Fast filling with PUSH

Because PUSH is the fastest way to fill the screen we use it for the fill..

The first few bytes are all blank, so we load DE with &0000, and use 'Multipush' to do the fill... this is a set of PUSH DE commands... even though we're misusing the stack, we can use a CALL here, as we've got two bytes left to draw, and the code is designed to work around this... we'll look at this in a moment...

The next bytes we need to write are &0080 - we use HL.. then we want to write &7100 - we use BC...

Now we want to write $0000 again... the compiler knows DE still contains this, so we can just PUSH DE again!

We now need to write $0040... HL still contains $0080... so if we just change L to $40, we'll have the right value to push...

We need some more $0000's... and DE still contains that value...

we also need $8000... BC contains $7100, so if we change B to $80 we'll have the value new need...

Finally we need to push 2 DE's, and then we've completed the line

The C# Sprite Compiler remembers the current state of each register, and trys to use the best way to produce the new value we need... this can be setting part of the register with commands like LD L,&xx or copying parts of other registers like LD L,B
It's just a case of finding the simplest way to get the resulting pair to PUSH to save speed, and space!

MultiPush

We CALLED MultipushDE5... we're going to push bitmap data to the screen, so we need to get that return address out of there... we pop it into HL, and then do the 5 pushes... Once we've done, we effectively return, by Jumping to the address in HL that we popped earlier
The NextLinePushDE2 is just a pair of DE pushes... but execution falls into the code to calculate the start of the next screen line, and then falls into the jump code which runs the drawing routine for the next line

The NextLine Command will need to be modified if you're intending to use a second screen buffer,
You will also need to reprogram the code if you want to reposition the sprite

Bitmap data... when Push doesn't work

Writing 2 bytes of data with "LD HL,&xxxx... PUSH HL" takes 4 bytes... so in the worst case scenario we're doubling our data size... a serious problem when our screen is 16K and our ram is 64K! Unfortunately, we do have to use some bitmap data to stop the program getting too large - we only do this where PUSH commands aren't helping at all... We can call BitmapPush to do this... the following 2 bytes after the call are the address of the data.
The bitmap data is... well... bitmap data!
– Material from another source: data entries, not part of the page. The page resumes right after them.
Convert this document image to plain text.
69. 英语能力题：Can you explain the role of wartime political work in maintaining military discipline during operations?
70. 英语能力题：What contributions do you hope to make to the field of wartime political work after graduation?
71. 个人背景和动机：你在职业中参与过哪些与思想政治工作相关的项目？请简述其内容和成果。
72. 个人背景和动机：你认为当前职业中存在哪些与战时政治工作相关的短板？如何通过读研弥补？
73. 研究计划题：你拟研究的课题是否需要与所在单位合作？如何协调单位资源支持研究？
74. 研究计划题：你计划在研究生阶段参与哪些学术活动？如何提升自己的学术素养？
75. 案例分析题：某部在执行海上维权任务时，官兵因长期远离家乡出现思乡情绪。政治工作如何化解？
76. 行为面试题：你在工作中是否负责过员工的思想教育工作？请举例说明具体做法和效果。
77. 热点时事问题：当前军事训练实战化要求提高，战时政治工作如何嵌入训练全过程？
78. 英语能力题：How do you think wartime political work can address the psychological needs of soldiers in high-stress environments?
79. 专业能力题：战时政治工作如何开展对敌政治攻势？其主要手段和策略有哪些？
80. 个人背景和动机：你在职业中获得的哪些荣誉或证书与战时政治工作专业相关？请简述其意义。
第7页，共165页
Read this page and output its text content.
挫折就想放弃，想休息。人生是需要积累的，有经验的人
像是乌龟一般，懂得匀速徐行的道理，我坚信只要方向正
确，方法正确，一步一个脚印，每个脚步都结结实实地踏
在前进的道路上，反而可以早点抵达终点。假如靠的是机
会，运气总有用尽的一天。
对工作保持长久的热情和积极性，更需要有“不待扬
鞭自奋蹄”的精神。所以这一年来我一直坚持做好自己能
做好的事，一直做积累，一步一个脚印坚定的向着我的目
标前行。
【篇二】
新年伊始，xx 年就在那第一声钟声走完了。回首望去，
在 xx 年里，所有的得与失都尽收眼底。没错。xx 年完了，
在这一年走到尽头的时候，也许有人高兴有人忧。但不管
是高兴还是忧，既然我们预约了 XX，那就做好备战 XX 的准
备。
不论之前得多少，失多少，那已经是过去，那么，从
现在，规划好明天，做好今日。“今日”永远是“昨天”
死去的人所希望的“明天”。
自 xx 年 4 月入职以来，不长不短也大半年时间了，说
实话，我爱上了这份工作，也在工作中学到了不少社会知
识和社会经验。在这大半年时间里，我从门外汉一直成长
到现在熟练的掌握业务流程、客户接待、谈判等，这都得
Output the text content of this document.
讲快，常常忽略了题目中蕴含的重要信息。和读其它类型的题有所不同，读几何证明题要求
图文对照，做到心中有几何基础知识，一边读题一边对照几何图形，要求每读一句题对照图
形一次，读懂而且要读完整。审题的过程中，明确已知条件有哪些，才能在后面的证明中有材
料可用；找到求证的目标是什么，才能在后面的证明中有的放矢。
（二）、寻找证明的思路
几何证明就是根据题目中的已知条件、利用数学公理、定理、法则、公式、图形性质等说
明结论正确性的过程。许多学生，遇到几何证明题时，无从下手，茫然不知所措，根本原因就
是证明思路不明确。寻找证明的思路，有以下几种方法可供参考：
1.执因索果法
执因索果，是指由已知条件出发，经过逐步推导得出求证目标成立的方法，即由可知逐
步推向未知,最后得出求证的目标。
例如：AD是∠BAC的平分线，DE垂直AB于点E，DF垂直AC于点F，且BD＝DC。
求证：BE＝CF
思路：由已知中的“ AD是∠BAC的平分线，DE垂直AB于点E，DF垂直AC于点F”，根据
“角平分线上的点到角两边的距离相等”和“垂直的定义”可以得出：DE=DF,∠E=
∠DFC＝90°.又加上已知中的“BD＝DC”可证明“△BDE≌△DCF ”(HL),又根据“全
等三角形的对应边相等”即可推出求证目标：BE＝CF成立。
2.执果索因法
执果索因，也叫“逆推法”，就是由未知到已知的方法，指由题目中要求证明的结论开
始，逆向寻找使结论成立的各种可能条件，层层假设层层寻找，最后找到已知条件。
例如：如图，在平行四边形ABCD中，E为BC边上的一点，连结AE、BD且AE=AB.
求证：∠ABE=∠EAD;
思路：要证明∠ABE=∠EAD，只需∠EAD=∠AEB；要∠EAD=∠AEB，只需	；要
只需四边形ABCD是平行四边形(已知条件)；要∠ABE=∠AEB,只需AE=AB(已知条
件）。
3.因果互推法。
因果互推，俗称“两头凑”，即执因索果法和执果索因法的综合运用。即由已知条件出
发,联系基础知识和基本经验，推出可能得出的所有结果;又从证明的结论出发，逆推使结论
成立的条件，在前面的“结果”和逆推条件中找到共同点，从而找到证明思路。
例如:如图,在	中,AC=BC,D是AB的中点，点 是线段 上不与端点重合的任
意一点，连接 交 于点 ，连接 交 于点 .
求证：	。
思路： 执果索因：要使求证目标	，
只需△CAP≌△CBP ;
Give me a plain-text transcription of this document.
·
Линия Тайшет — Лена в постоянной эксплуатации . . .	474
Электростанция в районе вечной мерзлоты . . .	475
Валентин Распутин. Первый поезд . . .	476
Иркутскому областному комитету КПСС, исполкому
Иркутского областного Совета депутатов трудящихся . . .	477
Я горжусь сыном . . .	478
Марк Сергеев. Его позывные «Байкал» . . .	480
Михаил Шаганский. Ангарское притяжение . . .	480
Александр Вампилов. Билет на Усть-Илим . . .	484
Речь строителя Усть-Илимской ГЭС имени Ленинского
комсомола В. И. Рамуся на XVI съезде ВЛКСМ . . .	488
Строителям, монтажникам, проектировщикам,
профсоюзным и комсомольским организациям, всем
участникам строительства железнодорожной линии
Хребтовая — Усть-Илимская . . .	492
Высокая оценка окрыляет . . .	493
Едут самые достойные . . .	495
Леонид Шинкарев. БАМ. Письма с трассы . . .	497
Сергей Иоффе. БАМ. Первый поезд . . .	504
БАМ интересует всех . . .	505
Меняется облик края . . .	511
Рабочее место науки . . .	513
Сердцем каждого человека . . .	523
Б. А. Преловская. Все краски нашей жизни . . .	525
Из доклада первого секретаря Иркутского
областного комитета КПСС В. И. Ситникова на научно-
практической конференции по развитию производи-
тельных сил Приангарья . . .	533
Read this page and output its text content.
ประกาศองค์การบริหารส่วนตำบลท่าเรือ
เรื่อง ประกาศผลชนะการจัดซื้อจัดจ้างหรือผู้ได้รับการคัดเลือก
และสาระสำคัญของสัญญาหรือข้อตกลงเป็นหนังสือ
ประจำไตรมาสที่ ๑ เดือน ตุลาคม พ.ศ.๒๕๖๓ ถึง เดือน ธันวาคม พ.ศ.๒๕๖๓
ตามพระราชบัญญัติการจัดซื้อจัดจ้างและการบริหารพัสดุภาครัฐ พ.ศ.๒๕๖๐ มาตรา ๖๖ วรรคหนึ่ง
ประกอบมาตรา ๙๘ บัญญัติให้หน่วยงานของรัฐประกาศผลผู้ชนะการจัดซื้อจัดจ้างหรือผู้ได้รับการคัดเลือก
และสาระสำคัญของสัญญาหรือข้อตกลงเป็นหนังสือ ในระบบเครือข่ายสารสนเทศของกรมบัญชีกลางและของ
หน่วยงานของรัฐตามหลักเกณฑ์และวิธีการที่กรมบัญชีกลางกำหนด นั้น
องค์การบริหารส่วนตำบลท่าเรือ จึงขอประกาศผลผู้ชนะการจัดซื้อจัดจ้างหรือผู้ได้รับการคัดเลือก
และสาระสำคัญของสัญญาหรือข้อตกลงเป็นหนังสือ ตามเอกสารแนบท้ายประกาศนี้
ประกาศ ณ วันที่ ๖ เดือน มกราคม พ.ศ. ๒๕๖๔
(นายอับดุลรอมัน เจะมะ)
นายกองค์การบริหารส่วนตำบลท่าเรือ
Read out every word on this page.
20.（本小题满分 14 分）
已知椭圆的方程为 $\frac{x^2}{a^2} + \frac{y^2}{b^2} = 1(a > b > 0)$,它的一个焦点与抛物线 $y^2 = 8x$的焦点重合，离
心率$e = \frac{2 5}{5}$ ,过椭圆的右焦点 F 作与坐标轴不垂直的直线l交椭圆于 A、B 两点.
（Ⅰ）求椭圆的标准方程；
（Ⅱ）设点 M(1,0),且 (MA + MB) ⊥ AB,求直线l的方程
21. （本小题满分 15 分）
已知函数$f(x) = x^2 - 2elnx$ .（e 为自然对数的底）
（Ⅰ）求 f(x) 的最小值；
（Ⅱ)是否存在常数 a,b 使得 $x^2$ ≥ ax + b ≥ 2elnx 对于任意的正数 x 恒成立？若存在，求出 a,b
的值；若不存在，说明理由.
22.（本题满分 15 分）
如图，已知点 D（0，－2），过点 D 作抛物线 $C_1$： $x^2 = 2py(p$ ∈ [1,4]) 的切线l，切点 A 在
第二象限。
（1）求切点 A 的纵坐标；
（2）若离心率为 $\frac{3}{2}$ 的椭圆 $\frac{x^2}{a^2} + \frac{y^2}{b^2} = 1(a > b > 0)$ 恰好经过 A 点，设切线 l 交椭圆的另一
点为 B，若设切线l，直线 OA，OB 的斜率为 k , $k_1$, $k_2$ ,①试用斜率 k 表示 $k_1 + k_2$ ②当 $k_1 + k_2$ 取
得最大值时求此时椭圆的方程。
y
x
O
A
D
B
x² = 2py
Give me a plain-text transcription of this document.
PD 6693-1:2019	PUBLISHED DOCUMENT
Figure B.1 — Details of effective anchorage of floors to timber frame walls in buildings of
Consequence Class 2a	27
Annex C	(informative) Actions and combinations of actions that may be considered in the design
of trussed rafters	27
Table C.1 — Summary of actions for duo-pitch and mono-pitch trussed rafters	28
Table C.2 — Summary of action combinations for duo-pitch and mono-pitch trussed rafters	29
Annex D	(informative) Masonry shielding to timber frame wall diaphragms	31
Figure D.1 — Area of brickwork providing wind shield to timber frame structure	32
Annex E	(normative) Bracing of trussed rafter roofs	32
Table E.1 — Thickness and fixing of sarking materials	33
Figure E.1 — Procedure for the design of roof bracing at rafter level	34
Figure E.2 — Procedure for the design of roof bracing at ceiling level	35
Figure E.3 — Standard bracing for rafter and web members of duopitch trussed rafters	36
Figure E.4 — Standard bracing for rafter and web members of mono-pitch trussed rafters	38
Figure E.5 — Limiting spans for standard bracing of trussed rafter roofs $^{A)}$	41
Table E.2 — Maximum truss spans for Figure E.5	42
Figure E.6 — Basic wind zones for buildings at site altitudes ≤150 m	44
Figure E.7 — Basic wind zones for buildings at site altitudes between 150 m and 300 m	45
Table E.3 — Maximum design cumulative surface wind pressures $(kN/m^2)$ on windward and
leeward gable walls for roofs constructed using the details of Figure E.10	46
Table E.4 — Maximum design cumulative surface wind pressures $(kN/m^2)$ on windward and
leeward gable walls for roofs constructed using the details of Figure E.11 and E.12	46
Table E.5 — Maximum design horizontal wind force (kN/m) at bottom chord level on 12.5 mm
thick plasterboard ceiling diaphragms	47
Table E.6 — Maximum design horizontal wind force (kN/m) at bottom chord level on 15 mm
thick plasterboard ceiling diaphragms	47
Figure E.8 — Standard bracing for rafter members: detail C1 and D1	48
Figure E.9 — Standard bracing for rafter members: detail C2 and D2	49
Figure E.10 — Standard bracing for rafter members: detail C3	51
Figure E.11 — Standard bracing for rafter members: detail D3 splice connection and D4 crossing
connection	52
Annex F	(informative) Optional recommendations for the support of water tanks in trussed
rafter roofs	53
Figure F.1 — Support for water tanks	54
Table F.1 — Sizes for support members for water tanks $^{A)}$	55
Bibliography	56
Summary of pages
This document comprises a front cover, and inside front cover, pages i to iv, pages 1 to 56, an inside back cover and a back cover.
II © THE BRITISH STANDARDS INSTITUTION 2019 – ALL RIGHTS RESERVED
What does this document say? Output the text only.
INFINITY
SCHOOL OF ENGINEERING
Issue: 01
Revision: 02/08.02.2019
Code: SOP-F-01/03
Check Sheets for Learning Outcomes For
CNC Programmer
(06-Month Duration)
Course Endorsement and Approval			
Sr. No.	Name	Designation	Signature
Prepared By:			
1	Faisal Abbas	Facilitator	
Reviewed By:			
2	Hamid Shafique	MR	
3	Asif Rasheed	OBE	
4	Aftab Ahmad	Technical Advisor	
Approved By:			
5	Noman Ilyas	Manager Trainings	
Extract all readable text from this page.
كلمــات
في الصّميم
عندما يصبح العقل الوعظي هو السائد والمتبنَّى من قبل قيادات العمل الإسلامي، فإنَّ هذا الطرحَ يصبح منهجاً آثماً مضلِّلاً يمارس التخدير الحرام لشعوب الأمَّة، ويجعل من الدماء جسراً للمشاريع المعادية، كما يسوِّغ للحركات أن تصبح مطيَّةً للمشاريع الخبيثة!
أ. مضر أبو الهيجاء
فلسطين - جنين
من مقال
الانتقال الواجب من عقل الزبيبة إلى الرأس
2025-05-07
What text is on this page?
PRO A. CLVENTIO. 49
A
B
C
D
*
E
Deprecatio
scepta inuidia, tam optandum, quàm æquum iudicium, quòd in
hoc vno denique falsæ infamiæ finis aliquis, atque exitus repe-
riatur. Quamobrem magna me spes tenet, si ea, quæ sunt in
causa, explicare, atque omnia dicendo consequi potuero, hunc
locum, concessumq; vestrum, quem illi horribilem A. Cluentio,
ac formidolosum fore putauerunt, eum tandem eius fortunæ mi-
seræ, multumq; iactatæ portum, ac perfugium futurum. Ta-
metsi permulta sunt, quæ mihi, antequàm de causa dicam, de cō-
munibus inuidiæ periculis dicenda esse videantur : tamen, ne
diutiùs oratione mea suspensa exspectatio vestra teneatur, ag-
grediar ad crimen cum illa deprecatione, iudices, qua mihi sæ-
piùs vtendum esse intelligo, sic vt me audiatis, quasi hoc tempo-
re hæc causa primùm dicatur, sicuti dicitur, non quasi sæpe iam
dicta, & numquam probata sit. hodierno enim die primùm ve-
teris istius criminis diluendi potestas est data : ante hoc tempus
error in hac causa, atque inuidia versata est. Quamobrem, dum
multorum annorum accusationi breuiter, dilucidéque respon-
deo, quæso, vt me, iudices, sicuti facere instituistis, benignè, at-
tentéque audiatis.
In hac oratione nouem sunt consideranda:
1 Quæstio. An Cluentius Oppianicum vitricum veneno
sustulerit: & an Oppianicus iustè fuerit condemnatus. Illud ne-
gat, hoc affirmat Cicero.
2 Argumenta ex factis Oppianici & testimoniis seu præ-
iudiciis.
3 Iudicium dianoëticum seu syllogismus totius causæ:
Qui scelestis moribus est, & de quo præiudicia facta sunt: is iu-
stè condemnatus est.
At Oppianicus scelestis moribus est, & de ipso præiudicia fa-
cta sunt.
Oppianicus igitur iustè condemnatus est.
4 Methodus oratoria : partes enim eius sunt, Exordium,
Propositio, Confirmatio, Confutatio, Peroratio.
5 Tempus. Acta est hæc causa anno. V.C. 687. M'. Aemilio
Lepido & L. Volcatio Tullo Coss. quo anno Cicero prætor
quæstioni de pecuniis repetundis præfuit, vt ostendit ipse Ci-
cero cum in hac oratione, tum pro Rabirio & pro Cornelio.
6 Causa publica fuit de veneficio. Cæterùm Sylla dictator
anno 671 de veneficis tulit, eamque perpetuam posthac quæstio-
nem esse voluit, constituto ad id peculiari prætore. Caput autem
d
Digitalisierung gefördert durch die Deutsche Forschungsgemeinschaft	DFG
The C# Compiler remembers all previously defined data, and if it's possible to 'reuse' some that's already defined, then it will!
Before we jump to the BitmapPush itself, we set B to the number of WORDS of data we want to copy... We back up DE... it may contain useful data we'll want to push again later. Next we POP the return address into IY, and load in the address of the calling function... we read in the following 2 bytes.. these are the address of the bitmap data. Now we read in a bytepair from the bitmap data and PUSH it... we repeat until B reaches zero, then we restore DE and return.

We often try to combine the last command with the next line command with functions like " jp NextLinePushHl "

Because these commands will be used often, we can save a byte or two with the last command in this way.